I’ve an old Nexus 7 too, so I put the three units side by side with the brightness turned up to max on all three. The only problem is trying to find bright sunlight here in the Pacific Northwest on an overcast fall morning!
The first thing I noticed was there are a couple of brightness settings on the Nexus 7. Make sure you have the auto-brightness turned off (Settings – Display – Adaptive Brightness). Then set the brightness level to max. That seemed to work quite well for me.
Compared to the two new Fires, the 7″ Fire wasn’t as bright as either the Nexus 7 or the Fire 8. The Fire 8 was clearly brighter (and ‘whiter’) than the 7″ Fire, and comparable to the Nexus 7. I don’t think you’d notice much of a difference.
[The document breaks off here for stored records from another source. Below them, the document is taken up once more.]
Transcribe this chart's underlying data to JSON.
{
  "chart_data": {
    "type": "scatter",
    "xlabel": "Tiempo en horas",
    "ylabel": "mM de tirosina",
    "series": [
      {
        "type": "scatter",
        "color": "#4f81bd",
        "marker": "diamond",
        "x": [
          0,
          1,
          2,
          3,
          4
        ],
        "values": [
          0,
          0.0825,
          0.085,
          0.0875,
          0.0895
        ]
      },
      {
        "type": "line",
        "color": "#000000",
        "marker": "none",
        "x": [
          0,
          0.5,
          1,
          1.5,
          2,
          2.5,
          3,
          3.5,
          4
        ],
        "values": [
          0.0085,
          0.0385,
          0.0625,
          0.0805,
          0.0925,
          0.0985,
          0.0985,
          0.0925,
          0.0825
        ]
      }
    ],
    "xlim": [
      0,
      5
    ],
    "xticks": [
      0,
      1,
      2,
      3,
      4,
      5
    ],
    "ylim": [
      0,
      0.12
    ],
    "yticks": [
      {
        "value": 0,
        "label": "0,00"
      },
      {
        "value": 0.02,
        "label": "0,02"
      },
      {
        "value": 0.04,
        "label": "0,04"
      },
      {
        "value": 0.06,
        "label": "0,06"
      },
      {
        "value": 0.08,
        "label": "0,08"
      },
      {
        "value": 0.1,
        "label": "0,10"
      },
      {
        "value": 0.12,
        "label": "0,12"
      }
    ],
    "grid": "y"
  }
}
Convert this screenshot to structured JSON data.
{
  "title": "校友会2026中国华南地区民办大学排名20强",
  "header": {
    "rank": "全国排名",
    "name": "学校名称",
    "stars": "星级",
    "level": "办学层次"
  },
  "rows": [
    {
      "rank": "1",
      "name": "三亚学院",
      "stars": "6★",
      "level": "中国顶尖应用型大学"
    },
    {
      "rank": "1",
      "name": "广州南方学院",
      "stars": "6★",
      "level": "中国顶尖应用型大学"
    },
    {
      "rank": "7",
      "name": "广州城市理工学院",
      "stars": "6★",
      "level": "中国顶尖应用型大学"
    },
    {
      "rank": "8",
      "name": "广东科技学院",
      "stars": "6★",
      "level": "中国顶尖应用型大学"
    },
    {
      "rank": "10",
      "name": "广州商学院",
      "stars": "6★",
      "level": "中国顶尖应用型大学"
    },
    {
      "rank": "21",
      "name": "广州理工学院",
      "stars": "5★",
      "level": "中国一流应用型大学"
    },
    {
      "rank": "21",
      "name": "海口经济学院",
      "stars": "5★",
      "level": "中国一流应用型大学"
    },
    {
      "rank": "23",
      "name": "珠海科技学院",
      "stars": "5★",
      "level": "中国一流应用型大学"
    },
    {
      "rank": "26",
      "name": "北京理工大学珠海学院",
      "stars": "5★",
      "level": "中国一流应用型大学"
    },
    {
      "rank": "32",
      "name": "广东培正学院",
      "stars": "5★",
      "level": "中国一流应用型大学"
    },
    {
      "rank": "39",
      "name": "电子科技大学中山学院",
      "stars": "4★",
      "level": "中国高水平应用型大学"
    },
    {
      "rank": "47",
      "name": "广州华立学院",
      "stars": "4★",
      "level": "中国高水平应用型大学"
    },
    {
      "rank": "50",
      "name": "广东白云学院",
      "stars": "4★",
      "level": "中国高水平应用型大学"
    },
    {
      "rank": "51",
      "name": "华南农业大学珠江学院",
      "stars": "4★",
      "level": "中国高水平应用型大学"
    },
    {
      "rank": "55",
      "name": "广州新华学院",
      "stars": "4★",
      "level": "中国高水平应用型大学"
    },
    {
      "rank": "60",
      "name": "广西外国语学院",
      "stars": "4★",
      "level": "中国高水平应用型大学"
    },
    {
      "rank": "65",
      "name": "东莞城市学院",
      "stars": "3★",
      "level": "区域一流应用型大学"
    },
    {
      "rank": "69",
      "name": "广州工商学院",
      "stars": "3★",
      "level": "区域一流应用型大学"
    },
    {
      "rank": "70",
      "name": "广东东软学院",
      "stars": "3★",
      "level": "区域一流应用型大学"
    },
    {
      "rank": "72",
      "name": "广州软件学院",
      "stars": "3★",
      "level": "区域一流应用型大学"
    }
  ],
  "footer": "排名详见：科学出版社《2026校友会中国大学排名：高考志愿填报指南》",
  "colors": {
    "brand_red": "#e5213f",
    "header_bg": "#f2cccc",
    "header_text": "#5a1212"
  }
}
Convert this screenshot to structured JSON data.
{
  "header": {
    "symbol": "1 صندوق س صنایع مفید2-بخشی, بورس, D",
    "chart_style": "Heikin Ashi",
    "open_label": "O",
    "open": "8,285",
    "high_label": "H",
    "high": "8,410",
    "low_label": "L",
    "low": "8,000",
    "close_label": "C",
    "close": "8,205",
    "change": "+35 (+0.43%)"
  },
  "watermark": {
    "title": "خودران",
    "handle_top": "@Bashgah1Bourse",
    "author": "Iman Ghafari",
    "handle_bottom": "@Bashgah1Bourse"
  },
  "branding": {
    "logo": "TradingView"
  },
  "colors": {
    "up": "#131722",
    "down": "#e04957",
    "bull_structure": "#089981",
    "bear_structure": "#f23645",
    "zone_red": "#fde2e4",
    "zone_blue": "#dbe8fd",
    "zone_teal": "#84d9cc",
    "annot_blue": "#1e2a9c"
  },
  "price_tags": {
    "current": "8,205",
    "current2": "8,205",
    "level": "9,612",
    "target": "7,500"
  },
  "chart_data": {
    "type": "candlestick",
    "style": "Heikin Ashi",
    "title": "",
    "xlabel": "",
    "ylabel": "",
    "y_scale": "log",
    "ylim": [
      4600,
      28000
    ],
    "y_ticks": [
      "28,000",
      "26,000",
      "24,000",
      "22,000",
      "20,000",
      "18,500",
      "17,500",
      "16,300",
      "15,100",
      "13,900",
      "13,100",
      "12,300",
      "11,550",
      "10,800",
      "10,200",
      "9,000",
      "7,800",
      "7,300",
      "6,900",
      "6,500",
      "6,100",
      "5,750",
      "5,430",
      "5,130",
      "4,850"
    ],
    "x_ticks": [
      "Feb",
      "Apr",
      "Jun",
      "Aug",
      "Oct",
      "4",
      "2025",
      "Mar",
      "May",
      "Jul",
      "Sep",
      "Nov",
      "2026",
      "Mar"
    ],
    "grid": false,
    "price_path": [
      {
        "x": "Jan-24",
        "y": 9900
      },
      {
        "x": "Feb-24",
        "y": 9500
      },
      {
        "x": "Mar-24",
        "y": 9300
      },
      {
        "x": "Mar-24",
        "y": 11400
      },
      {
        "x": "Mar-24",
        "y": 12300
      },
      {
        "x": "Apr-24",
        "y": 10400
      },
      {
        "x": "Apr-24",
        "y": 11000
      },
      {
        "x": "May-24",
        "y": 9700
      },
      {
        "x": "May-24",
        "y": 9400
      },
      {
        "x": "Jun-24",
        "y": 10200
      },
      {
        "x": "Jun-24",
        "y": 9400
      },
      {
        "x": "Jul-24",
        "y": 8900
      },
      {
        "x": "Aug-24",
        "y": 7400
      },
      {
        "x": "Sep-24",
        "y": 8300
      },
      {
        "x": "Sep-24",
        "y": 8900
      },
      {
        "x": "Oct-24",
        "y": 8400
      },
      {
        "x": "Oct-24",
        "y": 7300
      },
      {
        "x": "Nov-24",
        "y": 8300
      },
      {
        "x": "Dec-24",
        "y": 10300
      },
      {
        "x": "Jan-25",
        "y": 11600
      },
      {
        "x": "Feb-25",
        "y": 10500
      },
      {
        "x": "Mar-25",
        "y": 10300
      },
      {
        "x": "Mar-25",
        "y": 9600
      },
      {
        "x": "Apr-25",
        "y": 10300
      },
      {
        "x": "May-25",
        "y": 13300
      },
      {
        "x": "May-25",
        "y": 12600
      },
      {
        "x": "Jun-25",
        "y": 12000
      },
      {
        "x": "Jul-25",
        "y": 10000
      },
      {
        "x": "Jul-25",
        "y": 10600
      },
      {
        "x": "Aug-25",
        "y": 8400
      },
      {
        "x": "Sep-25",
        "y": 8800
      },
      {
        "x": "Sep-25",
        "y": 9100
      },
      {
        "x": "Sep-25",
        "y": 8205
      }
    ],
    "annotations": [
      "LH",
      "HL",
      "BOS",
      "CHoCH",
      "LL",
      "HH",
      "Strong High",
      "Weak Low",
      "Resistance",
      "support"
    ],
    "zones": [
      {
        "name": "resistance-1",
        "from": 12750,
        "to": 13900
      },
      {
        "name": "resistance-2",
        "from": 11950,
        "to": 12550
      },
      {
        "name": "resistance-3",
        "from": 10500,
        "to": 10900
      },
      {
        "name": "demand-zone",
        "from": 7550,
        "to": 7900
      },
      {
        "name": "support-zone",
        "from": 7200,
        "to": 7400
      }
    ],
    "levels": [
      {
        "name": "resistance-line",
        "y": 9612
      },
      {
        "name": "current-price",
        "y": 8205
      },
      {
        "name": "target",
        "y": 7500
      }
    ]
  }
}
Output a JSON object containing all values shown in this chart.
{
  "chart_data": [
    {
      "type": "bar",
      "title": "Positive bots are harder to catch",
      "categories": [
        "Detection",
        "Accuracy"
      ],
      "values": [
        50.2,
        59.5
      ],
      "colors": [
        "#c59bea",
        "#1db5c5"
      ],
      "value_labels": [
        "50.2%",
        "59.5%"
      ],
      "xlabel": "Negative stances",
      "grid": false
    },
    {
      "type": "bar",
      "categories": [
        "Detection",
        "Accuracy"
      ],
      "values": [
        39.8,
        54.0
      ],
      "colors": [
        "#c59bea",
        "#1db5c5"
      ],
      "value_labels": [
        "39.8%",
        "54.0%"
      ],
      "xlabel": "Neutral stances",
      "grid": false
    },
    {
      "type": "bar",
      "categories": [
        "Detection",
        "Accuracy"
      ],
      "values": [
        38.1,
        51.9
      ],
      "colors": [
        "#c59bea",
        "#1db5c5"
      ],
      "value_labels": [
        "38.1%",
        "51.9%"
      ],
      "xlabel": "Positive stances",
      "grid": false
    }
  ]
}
The Kindle Paperwhite is lovely, and of course, the brighter the sunlight, the easier it is to read. I see Amazon have them on sale for three days – http://amzn.to/1LyXmX9 .
Hope this helps
David, your review is spot on for the 7″ tablet. Your initial note alerted me to the $50 price point so I pre-ordered one. I agree with everything you’ve said about the 7″ tablet. I too have noted the “low” volume on earpieces. I have a set of bose (no power – just straight ear pieces) and the volume was too low to hear a movie on an airplane. I bought a $30 set of ear phones that use bluetooth for connectivity and these are a little better. I have to have the volume all the way up but at least it is just barley loud enough to hear on an airplane. It would be nice is Amazon would/could provide a software up date to in crease the headphone volume. Great review – thanks.
The volume thing is a peculiar oversight/issue. I’m not entirely sure it would be fixed by a software revision, but possibly – hopefully – that is so.
You could get an external headphone amp to go with the Fire. The Fiio E6 is $28 at Amazon and would be a good choice. Of course, it is rather disappointing that such a thing would be necessary!